Daniel J. Jones | |
---|---|
Born | Pennsylvania, U.S. |
Nationality | American |
Education | Elizabethtown College (BA) Johns Hopkins University (MA) Harvard Kennedy School (MPP) |
Occupation(s) | Former FBI and U.S. Senate investigator Research and investigative services |
Years active | 2007–present |
Known for | Senate Intelligence Committee report on CIA torture |
Notable work | Senate Report on CIA Torture |
Daniel J. Jones is an American former United States Senate investigator who served as the senior staff lead in the investigation into the CIA's use of torture in the wake of the September 11 attacks. Jones is the founder and president of Advance Democracy, Inc. (ADI), a nonpartisan, non-profit organization that conducts public interest investigations around the world that promote "accountability, transparency, and good governance", according to its description.[1] Jones is also the founder of The Penn Quarter Group, a research and investigative advisory headquartered in Washington, DC.[2]
Jones previously worked as an investigator for the Senate and the Federal Bureau of Investigation (FBI). As a staff member of the U.S. Senate Select Committee on Intelligence, he led several prominent investigations, including the Senate Intelligence Committee report on CIA torture, also known as The Torture Report.[3]
Jones was a fellow at the Carr Center for Human Rights Policy at Harvard Kennedy School from 2017 to 2019.[4]
Jones is originally from Pennsylvania. He earned a Bachelor of Arts degree from Elizabethtown College in Elizabethtown, Pennsylvania, a Master of Arts in teaching from Johns Hopkins University in Baltimore, and a Master of Public Policy from Harvard Kennedy School at Harvard University.[5]
After college, he worked as a middle school teacher with Teach For America, an AmeriCorps national service program. Jones spent four years with the Federal Bureau of Investigation before joining the United States Senate Select Committee on Intelligence under the leadership of its then-Chairman, Senator Jay Rockefeller. Jones subsequently worked for Senator Dianne Feinstein when she became chair of the United States Senate Select Committee on Intelligence.[6]
He is on the board of advocates for Human Rights First and currently leads his own research and investigative consultancy, the Penn Quarter Group, and a non-profit organization, Advance Democracy, Inc. He was a fellow at the Carr Center for Human Rights Policy from 2017 to 2019.[7][8]
Jones was the lead investigator and author of the Senate Select Committee on Intelligence Committee Report of the CIA's Detention and Interrogation Program, the largest investigation in U.S. Senate history. According to The Washington Post, Jones worked alongside Alissa Starzak, a former CIA lawyer, who then left the committee in 2011, on an initial investigation into the CIA's destruction of interrogation videotapes.[9]

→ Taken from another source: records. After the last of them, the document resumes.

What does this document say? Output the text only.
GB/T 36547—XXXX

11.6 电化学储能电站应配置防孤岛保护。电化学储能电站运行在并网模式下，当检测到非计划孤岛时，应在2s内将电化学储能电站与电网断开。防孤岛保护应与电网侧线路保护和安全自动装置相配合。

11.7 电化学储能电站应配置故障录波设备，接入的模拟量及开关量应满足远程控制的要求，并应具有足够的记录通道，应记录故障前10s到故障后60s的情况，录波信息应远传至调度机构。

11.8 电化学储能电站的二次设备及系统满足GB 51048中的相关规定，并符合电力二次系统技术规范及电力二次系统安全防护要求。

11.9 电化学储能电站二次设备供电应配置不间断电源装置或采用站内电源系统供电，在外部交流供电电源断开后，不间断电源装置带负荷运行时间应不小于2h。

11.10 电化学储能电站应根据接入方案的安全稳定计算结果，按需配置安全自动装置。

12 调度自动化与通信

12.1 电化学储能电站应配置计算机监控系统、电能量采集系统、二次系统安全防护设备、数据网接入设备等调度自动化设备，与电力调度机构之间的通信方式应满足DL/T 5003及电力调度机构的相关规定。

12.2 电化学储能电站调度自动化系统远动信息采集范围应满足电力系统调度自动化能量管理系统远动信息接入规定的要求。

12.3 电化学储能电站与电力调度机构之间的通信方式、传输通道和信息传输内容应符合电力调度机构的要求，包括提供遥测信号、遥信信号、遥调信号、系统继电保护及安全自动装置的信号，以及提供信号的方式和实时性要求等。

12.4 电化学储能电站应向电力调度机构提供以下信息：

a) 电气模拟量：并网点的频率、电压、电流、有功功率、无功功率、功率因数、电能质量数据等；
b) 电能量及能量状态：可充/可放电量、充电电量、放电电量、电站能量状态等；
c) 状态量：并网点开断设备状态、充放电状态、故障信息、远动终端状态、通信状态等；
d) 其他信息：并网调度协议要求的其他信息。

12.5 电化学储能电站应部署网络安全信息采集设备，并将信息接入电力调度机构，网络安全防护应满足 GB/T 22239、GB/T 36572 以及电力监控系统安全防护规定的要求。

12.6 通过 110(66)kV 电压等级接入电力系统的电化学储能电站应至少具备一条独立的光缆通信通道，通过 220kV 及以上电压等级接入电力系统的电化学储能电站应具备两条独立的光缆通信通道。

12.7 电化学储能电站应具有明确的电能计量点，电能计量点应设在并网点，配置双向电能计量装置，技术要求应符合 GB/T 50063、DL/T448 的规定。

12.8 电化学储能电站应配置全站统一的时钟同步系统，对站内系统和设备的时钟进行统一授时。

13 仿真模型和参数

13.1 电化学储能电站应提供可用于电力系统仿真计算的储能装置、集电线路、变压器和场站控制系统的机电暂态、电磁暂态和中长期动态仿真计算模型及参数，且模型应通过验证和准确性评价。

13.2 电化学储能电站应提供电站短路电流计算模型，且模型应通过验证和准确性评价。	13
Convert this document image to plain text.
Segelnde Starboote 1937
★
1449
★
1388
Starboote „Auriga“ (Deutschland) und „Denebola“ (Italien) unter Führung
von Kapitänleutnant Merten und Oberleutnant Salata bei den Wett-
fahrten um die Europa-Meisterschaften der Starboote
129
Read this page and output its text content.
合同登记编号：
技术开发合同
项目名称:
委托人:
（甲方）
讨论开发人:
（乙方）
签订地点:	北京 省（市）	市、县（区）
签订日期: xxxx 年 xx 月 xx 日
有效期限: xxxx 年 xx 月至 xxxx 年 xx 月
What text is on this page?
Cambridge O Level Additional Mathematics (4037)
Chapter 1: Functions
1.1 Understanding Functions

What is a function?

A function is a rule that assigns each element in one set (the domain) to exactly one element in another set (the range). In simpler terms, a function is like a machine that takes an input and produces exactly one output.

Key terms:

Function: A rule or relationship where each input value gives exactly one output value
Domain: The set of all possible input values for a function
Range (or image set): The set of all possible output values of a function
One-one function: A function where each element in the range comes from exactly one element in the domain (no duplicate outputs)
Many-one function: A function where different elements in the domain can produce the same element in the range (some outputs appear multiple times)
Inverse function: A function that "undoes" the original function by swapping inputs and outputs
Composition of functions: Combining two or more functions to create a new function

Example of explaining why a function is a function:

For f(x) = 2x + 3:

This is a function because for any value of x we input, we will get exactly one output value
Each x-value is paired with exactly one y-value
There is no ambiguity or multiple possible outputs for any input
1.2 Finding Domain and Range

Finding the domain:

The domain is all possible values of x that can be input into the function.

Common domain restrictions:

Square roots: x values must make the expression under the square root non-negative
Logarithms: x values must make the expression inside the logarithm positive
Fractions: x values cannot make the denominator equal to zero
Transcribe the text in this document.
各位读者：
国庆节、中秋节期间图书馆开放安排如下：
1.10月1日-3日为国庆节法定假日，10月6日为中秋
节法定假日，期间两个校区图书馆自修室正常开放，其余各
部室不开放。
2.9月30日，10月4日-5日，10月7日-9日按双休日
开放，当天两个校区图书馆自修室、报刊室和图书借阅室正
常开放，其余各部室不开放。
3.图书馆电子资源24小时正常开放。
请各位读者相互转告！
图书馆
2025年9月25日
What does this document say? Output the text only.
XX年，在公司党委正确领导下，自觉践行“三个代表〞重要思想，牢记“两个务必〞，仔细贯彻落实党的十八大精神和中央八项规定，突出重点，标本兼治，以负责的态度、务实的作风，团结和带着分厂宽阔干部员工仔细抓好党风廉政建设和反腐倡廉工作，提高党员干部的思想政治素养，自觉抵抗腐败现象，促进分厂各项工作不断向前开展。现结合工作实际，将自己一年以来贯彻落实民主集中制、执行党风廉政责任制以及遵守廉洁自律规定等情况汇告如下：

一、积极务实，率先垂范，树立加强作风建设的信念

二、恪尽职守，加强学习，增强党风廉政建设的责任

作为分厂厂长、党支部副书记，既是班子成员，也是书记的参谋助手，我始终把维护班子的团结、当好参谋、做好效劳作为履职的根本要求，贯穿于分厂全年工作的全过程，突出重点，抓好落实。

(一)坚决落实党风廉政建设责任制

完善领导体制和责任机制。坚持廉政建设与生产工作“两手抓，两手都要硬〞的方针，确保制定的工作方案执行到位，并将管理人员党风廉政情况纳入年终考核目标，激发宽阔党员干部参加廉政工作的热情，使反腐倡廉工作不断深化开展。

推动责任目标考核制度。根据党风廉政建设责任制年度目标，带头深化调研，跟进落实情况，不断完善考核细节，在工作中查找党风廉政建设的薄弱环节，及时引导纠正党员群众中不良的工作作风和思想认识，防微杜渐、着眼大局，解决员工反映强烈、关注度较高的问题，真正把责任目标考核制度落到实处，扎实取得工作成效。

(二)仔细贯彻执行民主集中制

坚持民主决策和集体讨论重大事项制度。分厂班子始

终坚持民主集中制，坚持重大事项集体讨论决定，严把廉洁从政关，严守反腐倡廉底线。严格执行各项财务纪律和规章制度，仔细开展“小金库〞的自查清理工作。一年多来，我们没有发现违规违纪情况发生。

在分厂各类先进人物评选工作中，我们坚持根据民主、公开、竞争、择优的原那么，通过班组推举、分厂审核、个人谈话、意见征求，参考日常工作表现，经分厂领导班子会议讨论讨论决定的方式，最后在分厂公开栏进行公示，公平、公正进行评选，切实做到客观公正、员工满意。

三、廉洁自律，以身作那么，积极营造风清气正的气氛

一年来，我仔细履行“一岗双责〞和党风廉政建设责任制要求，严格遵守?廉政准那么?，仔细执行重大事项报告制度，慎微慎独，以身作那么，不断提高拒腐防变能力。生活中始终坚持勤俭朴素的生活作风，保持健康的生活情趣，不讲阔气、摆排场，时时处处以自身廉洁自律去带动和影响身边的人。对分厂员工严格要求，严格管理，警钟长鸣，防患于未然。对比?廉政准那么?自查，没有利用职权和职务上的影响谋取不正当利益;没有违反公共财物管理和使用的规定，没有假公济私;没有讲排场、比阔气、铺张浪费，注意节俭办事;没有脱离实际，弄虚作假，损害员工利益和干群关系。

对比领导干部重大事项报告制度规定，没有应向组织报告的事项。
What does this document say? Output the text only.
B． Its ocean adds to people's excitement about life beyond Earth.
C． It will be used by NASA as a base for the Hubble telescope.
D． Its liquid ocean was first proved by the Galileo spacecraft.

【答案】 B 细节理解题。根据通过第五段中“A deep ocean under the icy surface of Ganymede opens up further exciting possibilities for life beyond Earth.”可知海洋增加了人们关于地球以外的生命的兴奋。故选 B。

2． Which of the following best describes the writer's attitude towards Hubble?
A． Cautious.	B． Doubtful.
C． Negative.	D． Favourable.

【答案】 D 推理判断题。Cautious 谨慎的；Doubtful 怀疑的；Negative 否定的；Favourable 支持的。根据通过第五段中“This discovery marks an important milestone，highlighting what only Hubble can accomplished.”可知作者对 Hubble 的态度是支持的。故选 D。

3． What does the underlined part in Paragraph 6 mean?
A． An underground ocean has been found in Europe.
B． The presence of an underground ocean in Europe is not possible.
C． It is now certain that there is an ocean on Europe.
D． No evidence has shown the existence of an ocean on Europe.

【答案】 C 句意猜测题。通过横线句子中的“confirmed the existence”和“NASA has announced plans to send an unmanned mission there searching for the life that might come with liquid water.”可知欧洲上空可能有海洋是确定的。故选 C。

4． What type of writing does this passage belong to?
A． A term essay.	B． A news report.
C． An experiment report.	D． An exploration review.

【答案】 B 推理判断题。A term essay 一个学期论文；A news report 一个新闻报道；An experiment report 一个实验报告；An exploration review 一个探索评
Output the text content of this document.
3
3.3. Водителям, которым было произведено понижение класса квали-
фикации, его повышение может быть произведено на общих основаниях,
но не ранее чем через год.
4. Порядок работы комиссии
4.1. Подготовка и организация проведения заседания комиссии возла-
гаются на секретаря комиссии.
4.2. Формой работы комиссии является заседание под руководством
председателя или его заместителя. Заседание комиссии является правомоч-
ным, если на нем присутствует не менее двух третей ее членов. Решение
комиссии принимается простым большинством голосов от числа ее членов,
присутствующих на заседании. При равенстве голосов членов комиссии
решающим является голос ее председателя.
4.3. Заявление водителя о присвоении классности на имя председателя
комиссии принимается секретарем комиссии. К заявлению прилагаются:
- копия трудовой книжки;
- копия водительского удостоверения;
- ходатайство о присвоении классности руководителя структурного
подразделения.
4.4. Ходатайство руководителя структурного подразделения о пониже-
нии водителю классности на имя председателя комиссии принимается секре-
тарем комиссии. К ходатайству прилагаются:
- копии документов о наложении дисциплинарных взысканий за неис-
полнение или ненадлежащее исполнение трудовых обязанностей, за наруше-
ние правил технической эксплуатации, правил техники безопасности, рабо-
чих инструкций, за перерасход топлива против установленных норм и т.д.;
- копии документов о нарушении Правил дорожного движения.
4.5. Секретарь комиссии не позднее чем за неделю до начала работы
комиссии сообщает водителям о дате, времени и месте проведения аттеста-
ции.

Based on more than 6.3 million pages of classified documents, the investigation was described by the Los Angeles Times as the "most extensive review of U.S. intelligence-gathering tactics in generations..."[10]
Jones departed the Committee shortly after the completion of the report, and Senator Dianne Feinstein praised Jones for his "indefatigable work on the Intelligence Committee staff" upon his departure.[11]
Jones' investigative work on the Senate Intelligence Committee was detailed in a three-part series in The Guardian in September 2016.[12] In 2019, his work was the subject of a major motion picture, The Report, where he is portrayed by Adam Driver.[13]
In addition to the film, an audiobook of the Executive Summary of the Senate's Torture Report, read by the cast of the film, was released in 2019.[14] Also a podcast featuring interviews with key individuals has been published.[15]
Jones participated in the Americorps program Teach For America and he was named to People Magazine's 100 most eligible bachelors.[16][17]